The actor who shot to fame in the 1994 box office smash "Four Weddings and a Funeral" was speaking at the San Sebastian film festival in northern Spain.
"I don't think I am a sex symbol to these young girls, I think I am a curiosity," said the 56-year-old Grant, who stars alongside Meryl Streep in his latest film "Florence Foster Jenkins" which is being screened at the festival's 64th edition.
Grant, who counts "Notting Hill" and "Bridget Jones" among his other major roles, meanwhile, said he couldn't offer a succinct view on Britain's recent vote to quit the European Union.
"That's too exhausting, I'm sorry," he told reporters.
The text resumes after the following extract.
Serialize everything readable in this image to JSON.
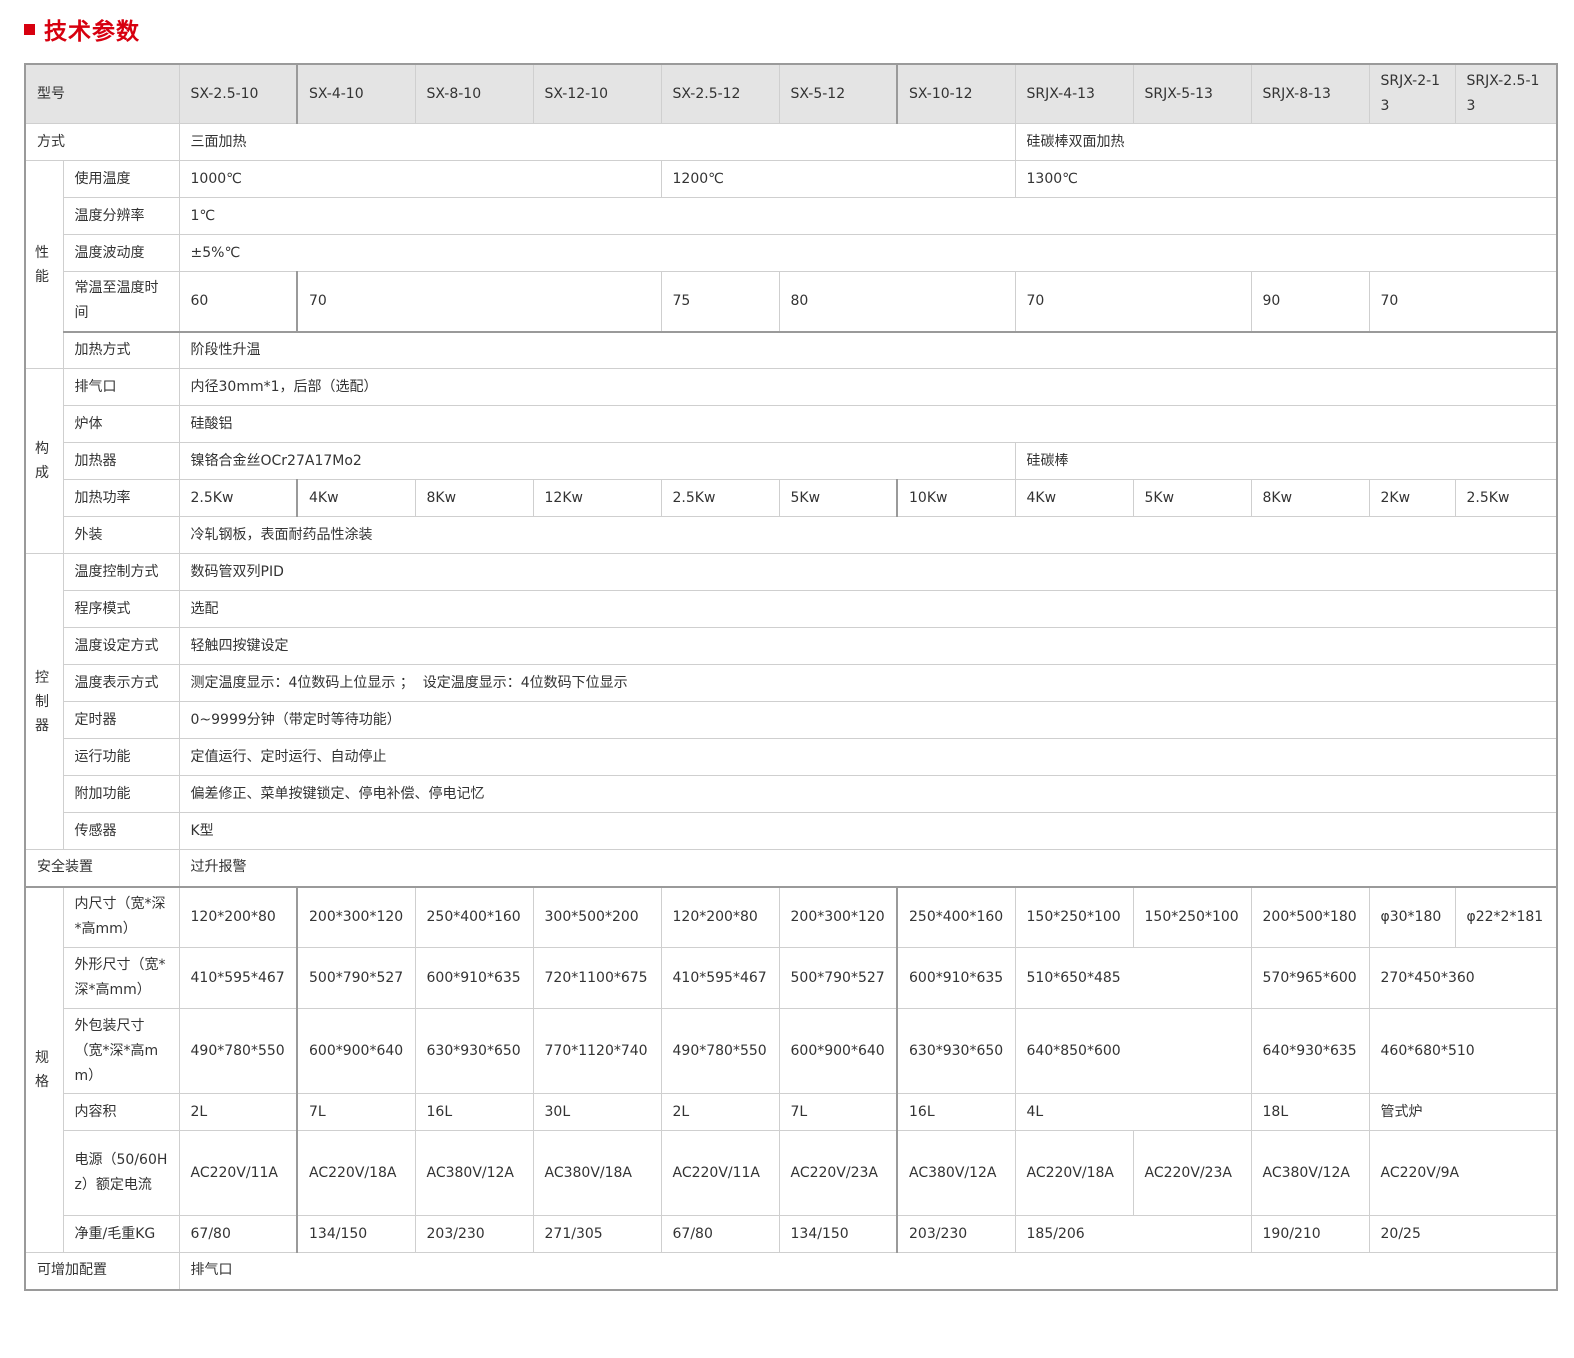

But he had a ready answer when asked if he would prefer to be an unemployed actor or seduce an elderly but rich lady.
"The elderly rich lady, definitely!"
Questioned on the cultural differences between the French and the British, Grant added that he himself had a very "British attitude to life".
"The French prioritise food and sex, the British have that as their lowest priorities, but we do prioritise jokes. I don't know why that happened but it's the way it is," he said.
Asked for his views on authenticity he quipped: "Me personally, I am not a believer in the truth, I think it is very important to lie all the time."
"Florence Foster Jenkins" tells the real-life story of a New York heiress, played by Streep, who obsessively pursued her dream of opera singing despite a decided lack of vocal ability.
On working with Streep, Grant said he found that "largely it was intimidating", adding: "You have to remember she's a genius."